Voltage Independent Reactive Current Based Sensor for Static VAr Control Applications

The use of renewable energy-based converters is continuously increasing in modern power systems which inject voltage harmonics in the line. In this work, a novel, simple technique based on a binary (on/off) control of an analog switch is proposed to measure reactive current and reactive power. This method eliminates the requirement of finding sin( $\phi $ ) and its multiplication with the current signal in reactive power computation. The proposed transducer gives a dc signal proportional to the reactive current of a power system, i.e., ${I}$ sin( $\phi $ ), which is suitable for static VAr compensator (SVC) applications. This transducer output is sufficient as the terminal voltage is common for the measurement as well as for the compensation current. Thus, the required current of SVC for compensation is equal to or proportional to ${I}$ sin( $\phi $ ). Moreover, voltage harmonics are common in a power system. These harmonics affect the measurement of fundamental reactive power.
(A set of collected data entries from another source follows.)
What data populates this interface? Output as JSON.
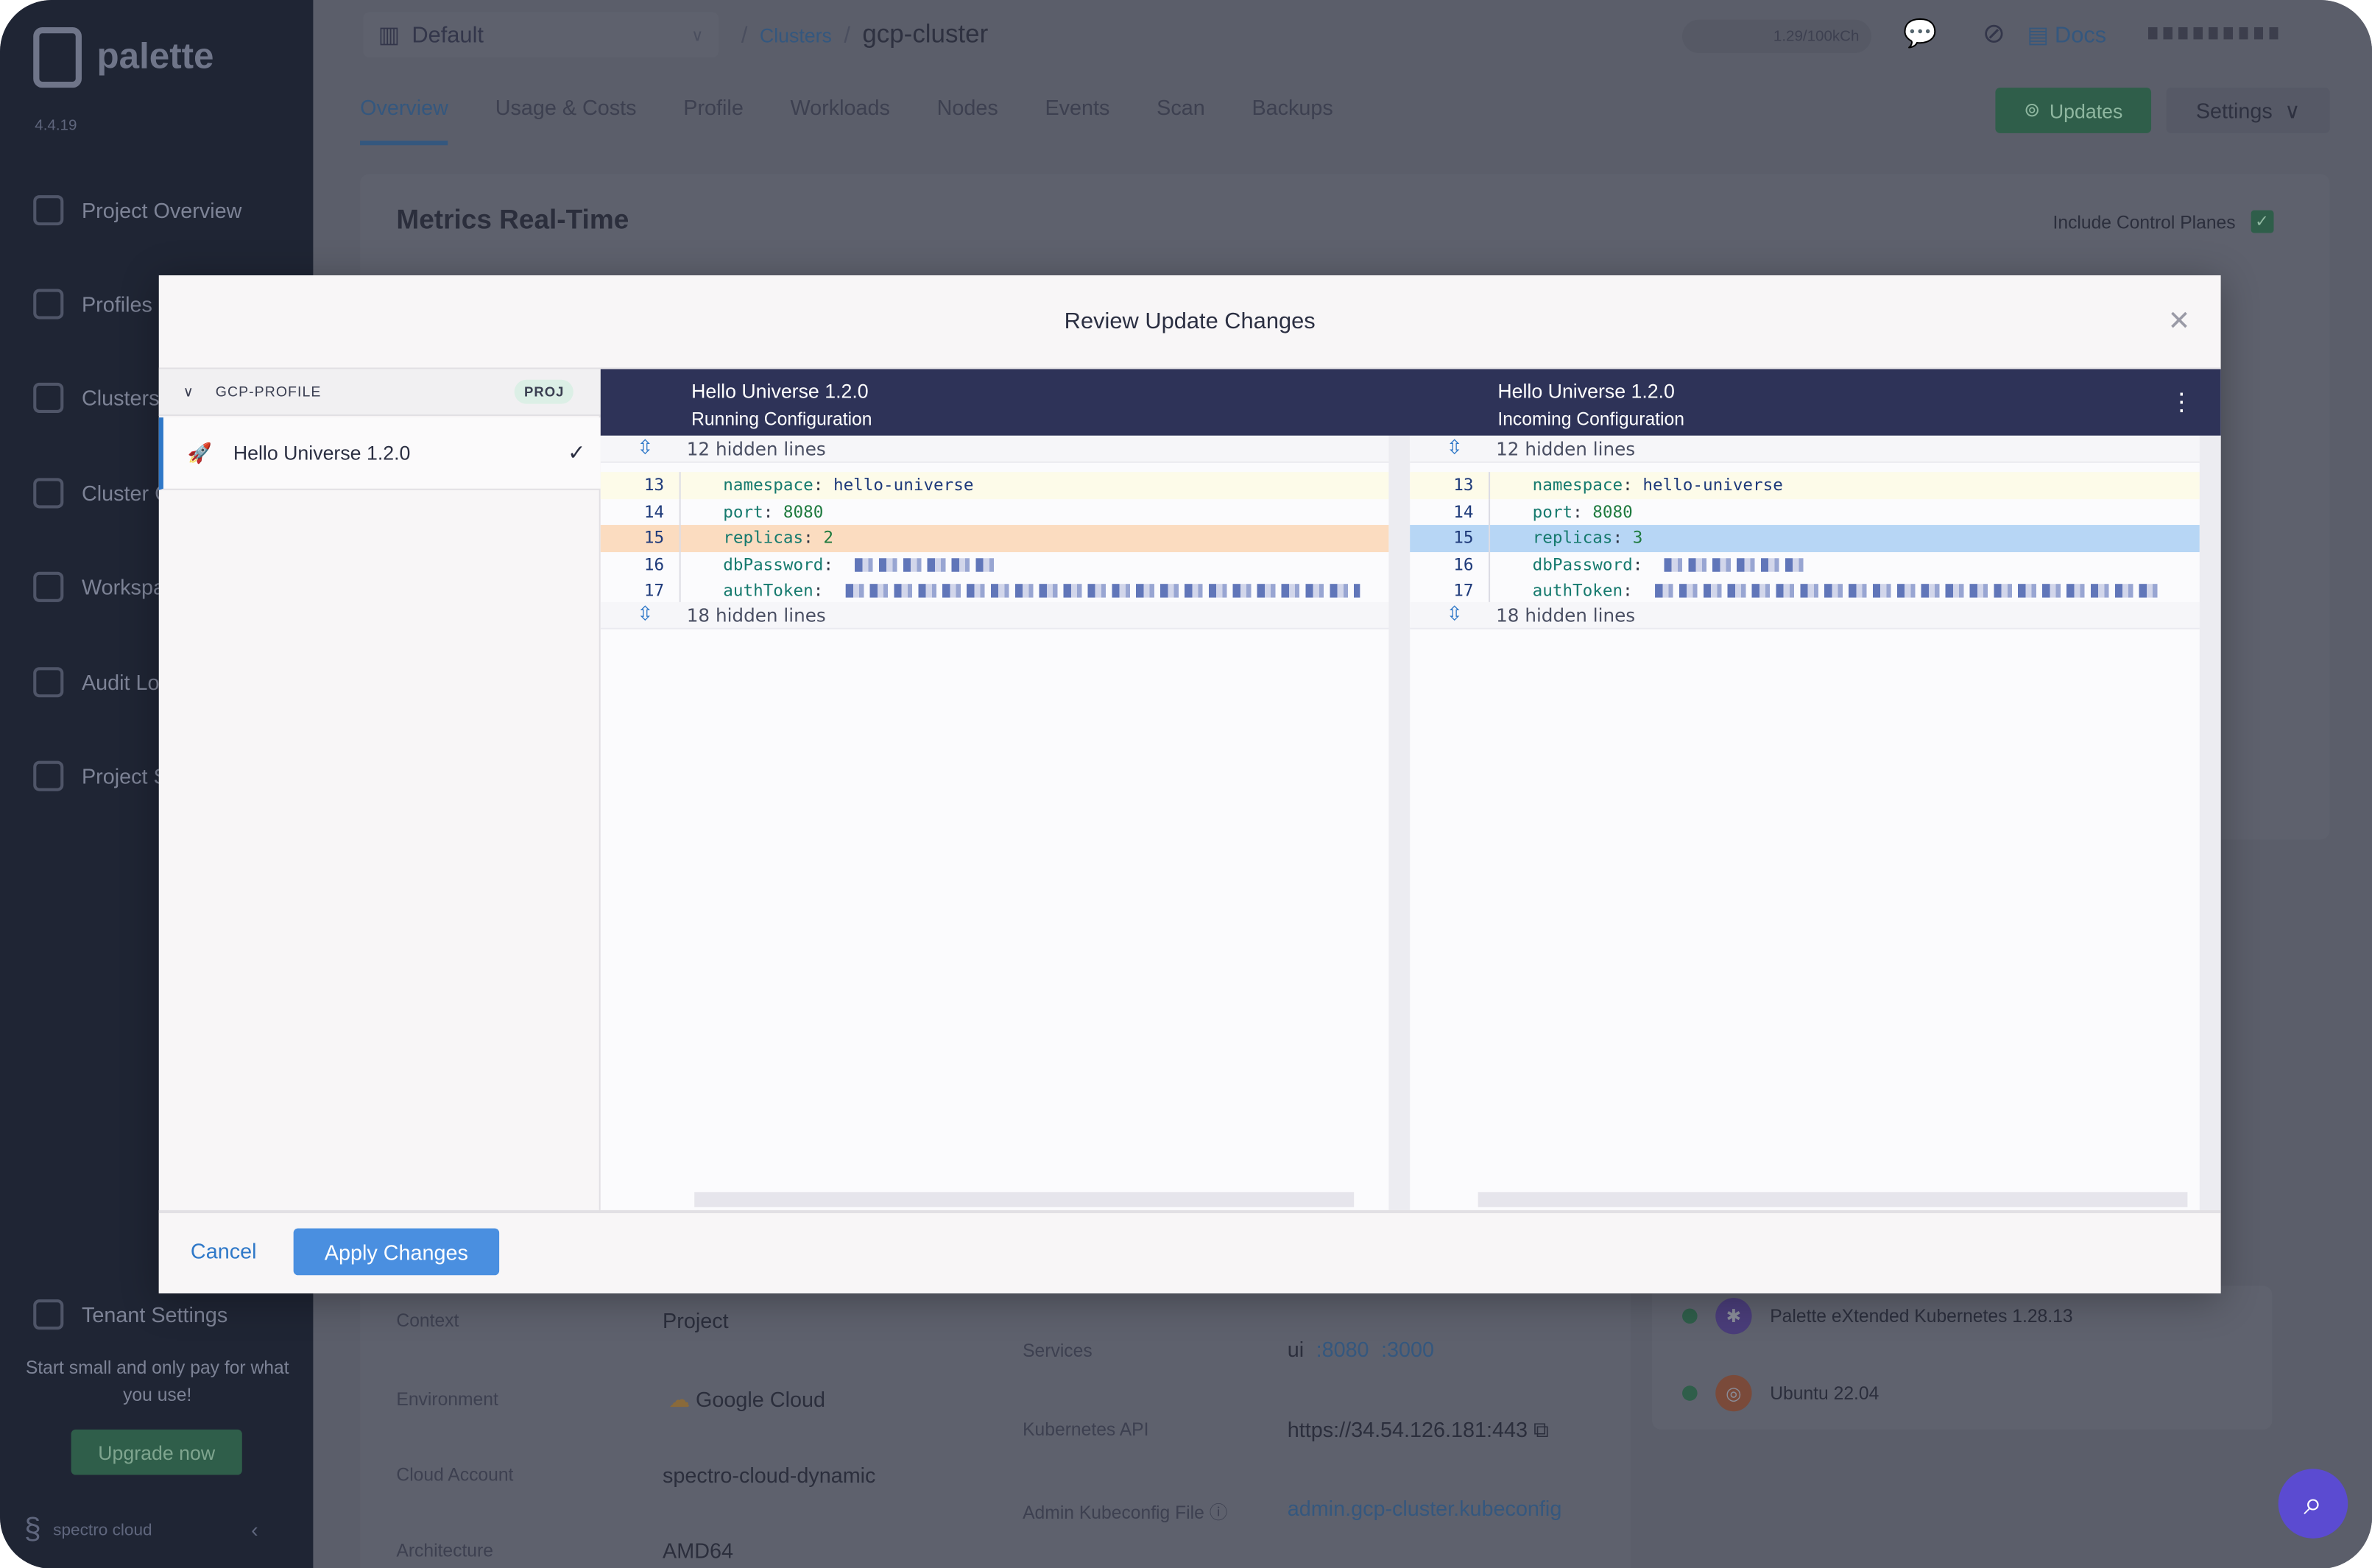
{
  "sidebar": {
    "brand": "palette",
    "version": "4.4.19",
    "items": [
      {
        "label": "Project Overview"
      },
      {
        "label": "Profiles"
      },
      {
        "label": "Clusters"
      },
      {
        "label": "Cluster Groups"
      },
      {
        "label": "Workspaces"
      },
      {
        "label": "Audit Logs"
      },
      {
        "label": "Project Settings"
      }
    ],
    "tenant_settings": "Tenant Settings",
    "promo": "Start small and only pay for what you use!",
    "upgrade": "Upgrade now",
    "footer_brand": "spectro cloud"
  },
  "header": {
    "project": "Default",
    "breadcrumb": {
      "parent": "Clusters",
      "current": "gcp-cluster"
    },
    "usage": "1.29/100kCh",
    "docs": "Docs"
  },
  "tabs": [
    {
      "label": "Overview",
      "active": true
    },
    {
      "label": "Usage & Costs"
    },
    {
      "label": "Profile"
    },
    {
      "label": "Workloads"
    },
    {
      "label": "Nodes"
    },
    {
      "label": "Events"
    },
    {
      "label": "Scan"
    },
    {
      "label": "Backups"
    }
  ],
  "actions": {
    "updates": "Updates",
    "settings": "Settings"
  },
  "metrics": {
    "title": "Metrics Real-Time",
    "include_control_planes": "Include Control Planes",
    "include_control_planes_checked": true
  },
  "details": {
    "context_label": "Context",
    "context": "Project",
    "environment_label": "Environment",
    "environment": "Google Cloud",
    "cloud_account_label": "Cloud Account",
    "cloud_account": "spectro-cloud-dynamic",
    "architecture_label": "Architecture",
    "architecture": "AMD64",
    "services_label": "Services",
    "services": [
      "ui",
      ":8080",
      ":3000"
    ],
    "k8s_api_label": "Kubernetes API",
    "k8s_api": "https://34.54.126.181:443",
    "kubeconfig_label": "Admin Kubeconfig File",
    "kubeconfig": "admin.gcp-cluster.kubeconfig"
  },
  "packs": [
    {
      "name": "Palette eXtended Kubernetes 1.28.13",
      "status_color": "#2f9e63"
    },
    {
      "name": "Ubuntu 22.04",
      "status_color": "#2f9e63"
    }
  ],
  "modal": {
    "title": "Review Update Changes",
    "profile_group": "GCP-PROFILE",
    "group_badge": "PROJ",
    "selected_item": "Hello Universe 1.2.0",
    "left": {
      "title": "Hello Universe 1.2.0",
      "subtitle": "Running Configuration"
    },
    "right": {
      "title": "Hello Universe 1.2.0",
      "subtitle": "Incoming Configuration"
    },
    "hidden_top": "12 hidden lines",
    "hidden_bottom": "18 hidden lines",
    "left_lines": [
      {
        "n": "13",
        "key": "namespace",
        "value": "hello-universe"
      },
      {
        "n": "14",
        "key": "port",
        "value": "8080"
      },
      {
        "n": "15",
        "key": "replicas",
        "value": "2"
      },
      {
        "n": "16",
        "key": "dbPassword",
        "value": ""
      },
      {
        "n": "17",
        "key": "authToken",
        "value": ""
      }
    ],
    "right_lines": [
      {
        "n": "13",
        "key": "namespace",
        "value": "hello-universe"
      },
      {
        "n": "14",
        "key": "port",
        "value": "8080"
      },
      {
        "n": "15",
        "key": "replicas",
        "value": "3"
      },
      {
        "n": "16",
        "key": "dbPassword",
        "value": ""
      },
      {
        "n": "17",
        "key": "authToken",
        "value": ""
      }
    ],
    "colors": {
      "removed": "#fbdcc0",
      "added": "#b7d6f5",
      "header": "#2e3358"
    },
    "cancel": "Cancel",
    "apply": "Apply Changes"
  }
}
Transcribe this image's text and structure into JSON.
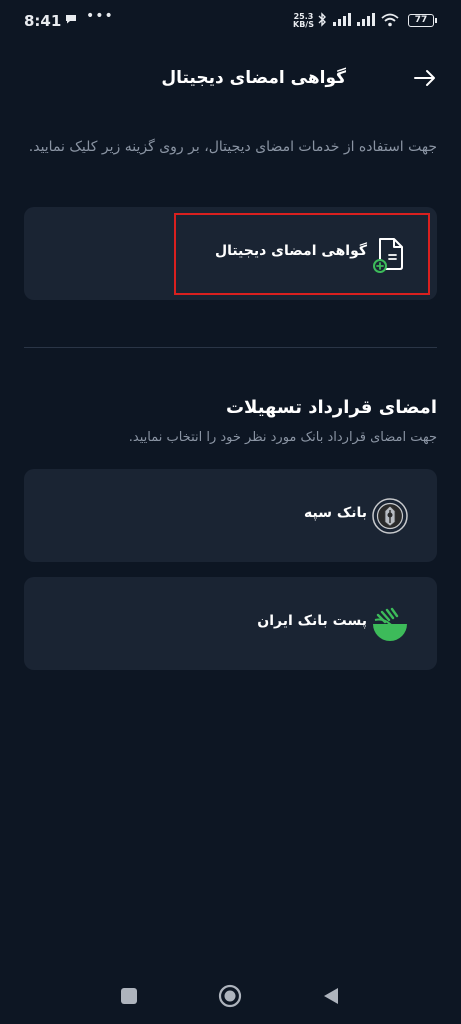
{
  "status_bar": {
    "time": "8:41",
    "net_speed_value": "25.3",
    "net_speed_unit": "KB/S",
    "battery": "77"
  },
  "header": {
    "title": "گواهی امضای دیجیتال",
    "back_icon": "arrow-right-icon"
  },
  "intro_text": "جهت استفاده از خدمات امضای دیجیتال، بر روی گزینه زیر کلیک نمایید.",
  "certificate_card": {
    "label": "گواهی امضای دیجیتال",
    "icon": "document-add-icon"
  },
  "contract_section": {
    "title": "امضای قرارداد تسهیلات",
    "subtitle": "جهت امضای قرارداد بانک مورد نظر خود را انتخاب نمایید."
  },
  "banks": [
    {
      "label": "بانک سپه",
      "icon": "sepah-bank-logo"
    },
    {
      "label": "پست بانک ایران",
      "icon": "post-bank-logo"
    }
  ],
  "colors": {
    "background": "#0d1623",
    "card": "#1a2433",
    "highlight": "#d9201f",
    "post_bank_green": "#3dbb5a"
  }
}
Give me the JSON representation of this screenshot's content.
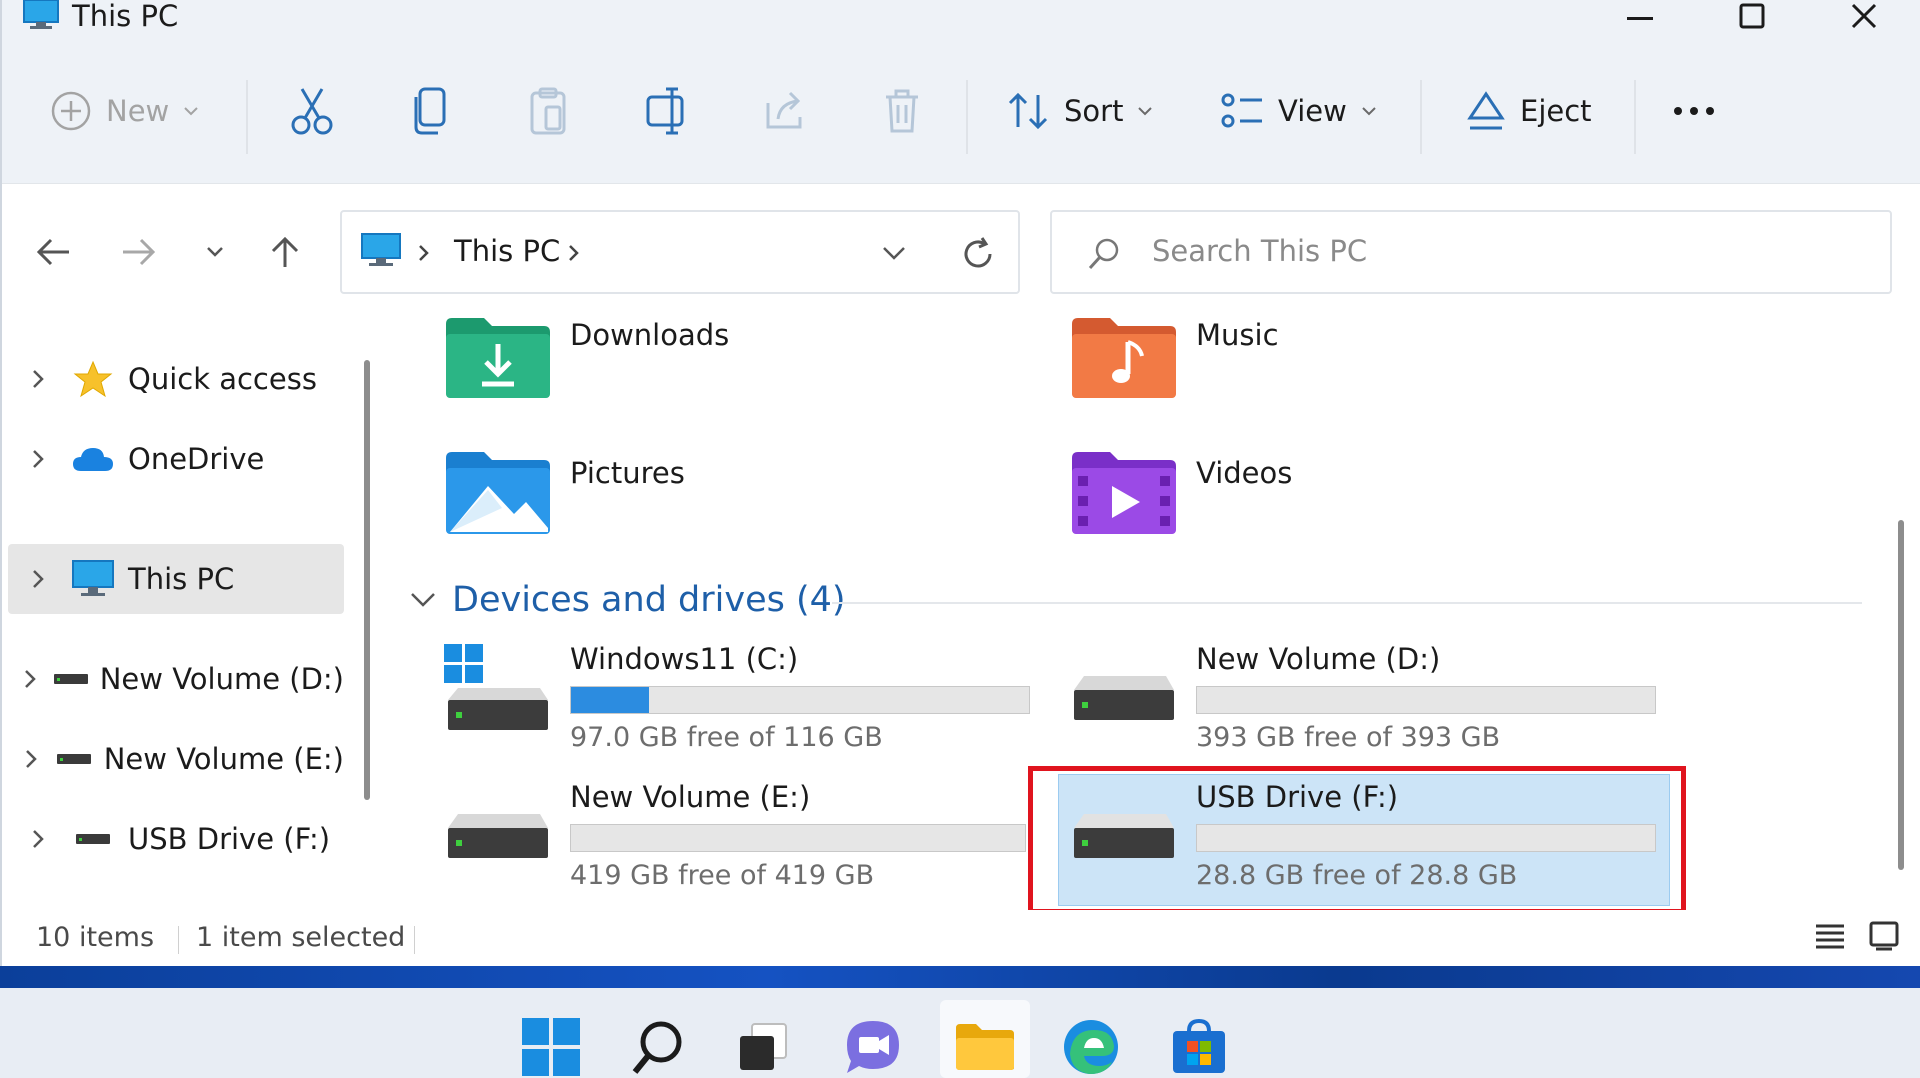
{
  "window": {
    "title": "This PC"
  },
  "toolbar": {
    "new_label": "New",
    "sort_label": "Sort",
    "view_label": "View",
    "eject_label": "Eject"
  },
  "address": {
    "path": "This PC"
  },
  "search": {
    "placeholder": "Search This PC"
  },
  "sidebar": {
    "items": [
      {
        "label": "Quick access",
        "icon": "star-icon"
      },
      {
        "label": "OneDrive",
        "icon": "cloud-icon"
      },
      {
        "label": "This PC",
        "icon": "monitor-icon",
        "selected": true
      },
      {
        "label": "New Volume (D:)",
        "icon": "drive-icon"
      },
      {
        "label": "New Volume (E:)",
        "icon": "drive-icon"
      },
      {
        "label": "USB Drive (F:)",
        "icon": "drive-icon"
      }
    ]
  },
  "folders": [
    {
      "label": "Downloads",
      "icon": "downloads-folder-icon"
    },
    {
      "label": "Music",
      "icon": "music-folder-icon"
    },
    {
      "label": "Pictures",
      "icon": "pictures-folder-icon"
    },
    {
      "label": "Videos",
      "icon": "videos-folder-icon"
    }
  ],
  "devices": {
    "heading": "Devices and drives (4)",
    "drives": [
      {
        "name": "Windows11 (C:)",
        "free_text": "97.0 GB free of 116 GB",
        "used_fraction": 0.17
      },
      {
        "name": "New Volume (D:)",
        "free_text": "393 GB free of 393 GB",
        "used_fraction": 0
      },
      {
        "name": "New Volume (E:)",
        "free_text": "419 GB free of 419 GB",
        "used_fraction": 0
      },
      {
        "name": "USB Drive (F:)",
        "free_text": "28.8 GB free of 28.8 GB",
        "used_fraction": 0,
        "selected": true
      }
    ]
  },
  "status": {
    "items_count": "10 items",
    "selection": "1 item selected"
  },
  "colors": {
    "accent": "#2c8ce0",
    "highlight_box": "#e0141e",
    "selection_bg": "#cce4f7"
  }
}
This method eliminates the need for voltage measurement and hence the measurement is independent of the harmonics of the voltage, which reduces the measurement error. The proposed method is proved mathematically, and its performance is successfully validated through simulation analysis and hardware implementation. The advantages of the proposed technique are linearity of the transducer output, simple working, inexpensive hardware realization, fast response, and online measurement capability. The response time of the transducer is one cycle of supply voltage which is suitable for SVC applications.